Melaka Action Group for Parents in Education chairman Mak Chee Kin pointed out that while there are bad apples, one must not discount the hard work of good and dedicated teachers.
He, however, stressed that educators relying on worksheets to pass off as teaching are no different from parents giving their children homework through workbook exercises bought from bookstores.
“It is important for parents to bring such cases to the attention of their school heads.
“Headmasters and principals need to get teachers and parents to work together. School administrators must have an effective system in place to monitor their teachers, as some schools do.
“Parents too have to monitor their children closely. Approach the school’s principal or headmaster with proof, ” he said.
Like Noor Azimah, he said teachers who are willing to conduct face-to-face lessons should be allowed to return to school for a few hours.
Headmasters and principals, along with state education departments, should decide if this method is feasible and safe for teachers.
Agreeing with them is a primary school headmaster in Selangor, who said that allowing teachers to return to school to teach is a step towards solving the problem that is plaguing parents, teachers and students.
“This way, we as school heads can monitor our teachers, ” the headmaster said.
Pointing fingers at schools and teachers, said Nina Adlan Disney from an education social enterprise, is not the way forward.
A child’s education, she said, is a collective responsibility.

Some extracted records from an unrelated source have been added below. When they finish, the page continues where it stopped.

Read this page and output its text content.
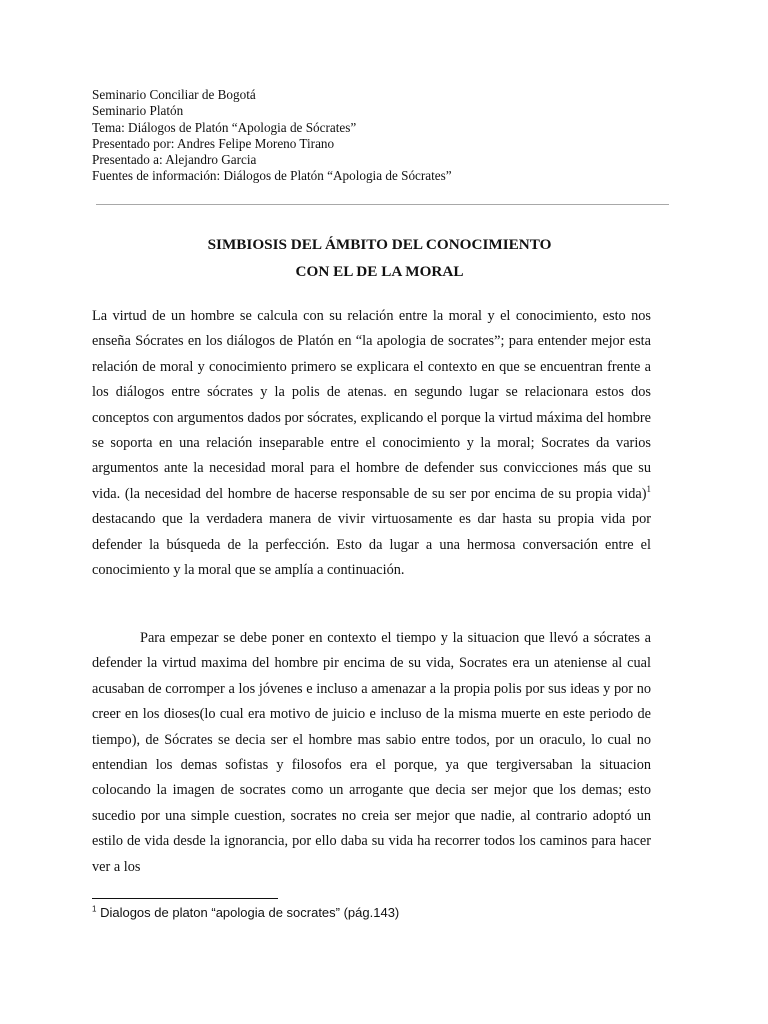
Seminario Conciliar de Bogotá
Seminario Platón
Tema: Diálogos de Platón “Apologia de Sócrates”
Presentado por: Andres Felipe Moreno Tirano
Presentado a: Alejandro Garcia
Fuentes de información: Diálogos de Platón “Apologia de Sócrates”
SIMBIOSIS DEL ÁMBITO DEL CONOCIMIENTO
CON EL DE LA MORAL

La virtud de un hombre se calcula con su relación entre la moral y el conocimiento, esto nos enseña Sócrates en los diálogos de Platón en “la apologia de socrates”; para entender mejor esta relación de moral y conocimiento primero se explicara el contexto en que se encuentran frente a los diálogos entre sócrates y la polis de atenas. en segundo lugar se relacionara estos dos conceptos con argumentos dados por sócrates, explicando el porque la virtud máxima del hombre se soporta en una relación inseparable entre el conocimiento y la moral; Socrates da varios argumentos ante la necesidad moral para el hombre de defender sus convicciones más que su vida. (la necesidad del hombre de hacerse responsable de su ser por encima de su propia vida)$^1$ destacando que la verdadera manera de vivir virtuosamente es dar hasta su propia vida por defender la búsqueda de la perfección. Esto da lugar a una hermosa conversación entre el conocimiento y la moral que se amplía a continuación.

Para empezar se debe poner en contexto el tiempo y la situacion que llevó a sócrates a defender la virtud maxima del hombre pir encima de su vida, Socrates era un ateniense al cual acusaban de corromper a los jóvenes e incluso a amenazar a la propia polis por sus ideas y por no creer en los dioses(lo cual era motivo de juicio e incluso de la misma muerte en este periodo de tiempo), de Sócrates se decia ser el hombre mas sabio entre todos, por un oraculo, lo cual no entendian los demas sofistas y filosofos era el porque, ya que tergiversaban la situacion colocando la imagen de socrates como un arrogante que decia ser mejor que los demas; esto sucedio por una simple cuestion, socrates no creia ser mejor que nadie, al contrario adoptó un estilo de vida desde la ignorancia, por ello daba su vida ha recorrer todos los caminos para hacer ver a los

$^1$ Dialogos de platon “apologia de socrates” (pág.143)
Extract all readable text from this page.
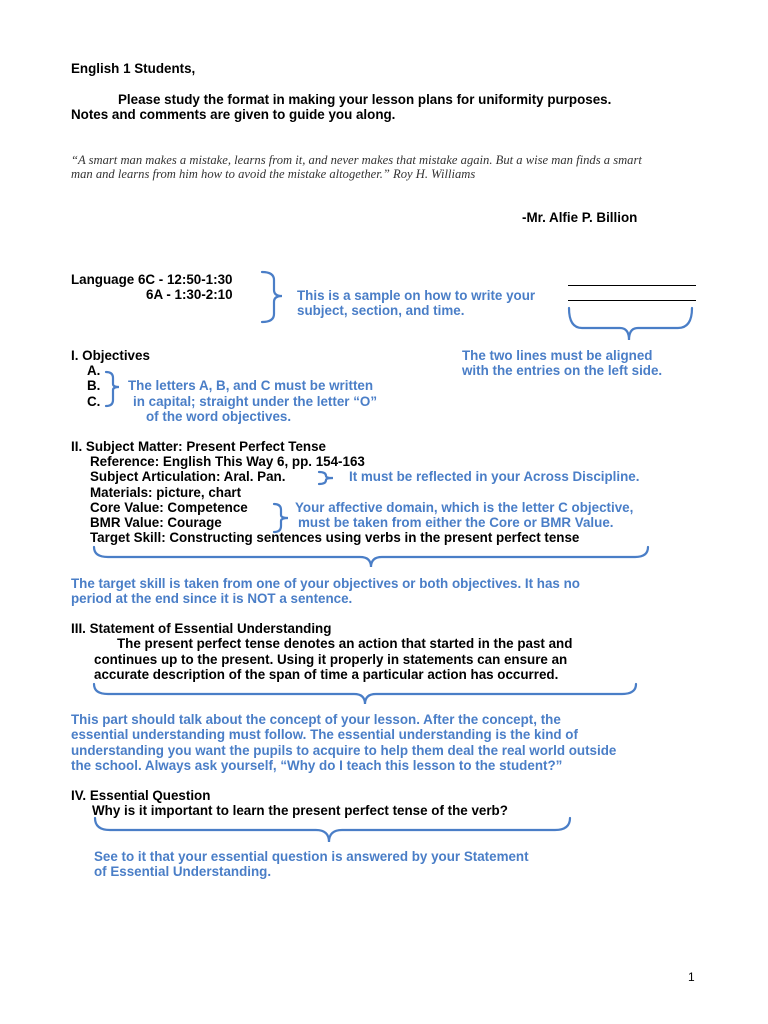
English 1 Students,
Please study the format in making your lesson plans for uniformity purposes.
Notes and comments are given to guide you along.
“A smart man makes a mistake, learns from it, and never makes that mistake again. But a wise man finds a smart
man and learns from him how to avoid the mistake altogether.” Roy H. Williams
-Mr. Alfie P. Billion
Language 6C - 12:50-1:30
6A - 1:30-2:10	This is a sample on how to write your
subject, section, and time.
The two lines must be aligned
with the entries on the left side.
I. Objectives
A.
B.
C.
The letters A, B, and C must be written
in capital; straight under the letter “O”
of the word objectives.
II. Subject Matter: Present Perfect Tense
Reference: English This Way 6, pp. 154-163
Subject Articulation: Aral. Pan.	It must be reflected in your Across Discipline.
Materials: picture, chart
Core Value: Competence	Your affective domain, which is the letter C objective,
BMR Value: Courage	must be taken from either the Core or BMR Value.
Target Skill: Constructing sentences using verbs in the present perfect tense
The target skill is taken from one of your objectives or both objectives. It has no
period at the end since it is NOT a sentence.
III. Statement of Essential Understanding
The present perfect tense denotes an action that started in the past and
continues up to the present. Using it properly in statements can ensure an
accurate description of the span of time a particular action has occurred.
This part should talk about the concept of your lesson. After the concept, the
essential understanding must follow. The essential understanding is the kind of
understanding you want the pupils to acquire to help them deal the real world outside
the school. Always ask yourself, “Why do I teach this lesson to the student?”
IV. Essential Question
Why is it important to learn the present perfect tense of the verb?
See to it that your essential question is answered by your Statement
of Essential Understanding.
1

“We must provide a system which allows for autonomy in the dealing of different issues facing specific schools and communities.
“We must also see this as an opportunity to focus on the quality of the learning experience and not just on exam results, ” the LeapEd Services executive director said.Study@Home
Teaching and learning (PdP) must be carried out for schools and educational institutions which have been closed. The administrators of the institutions must ensure that home-based teaching and learning (PdPr) which is suited to the needs of teachers and students is conducted throughout the affected period.
In October, the ministry released a 20-page “Teaching and Learning From Home Manual”, which serves as a guide for teachers and also enables students to follow the PdPr optimally.
The manual, which can be downloaded at moe.gov.my, is also a reference for school administrators, district education office officers (PPD) and state education departments (JPN) as well as Education Ministry divisions.
By definition, PdPr is teaching and learning that is carried out at home, community centres or any other suitable location. It can be done either online, offline or offsite in a structured and planned manner.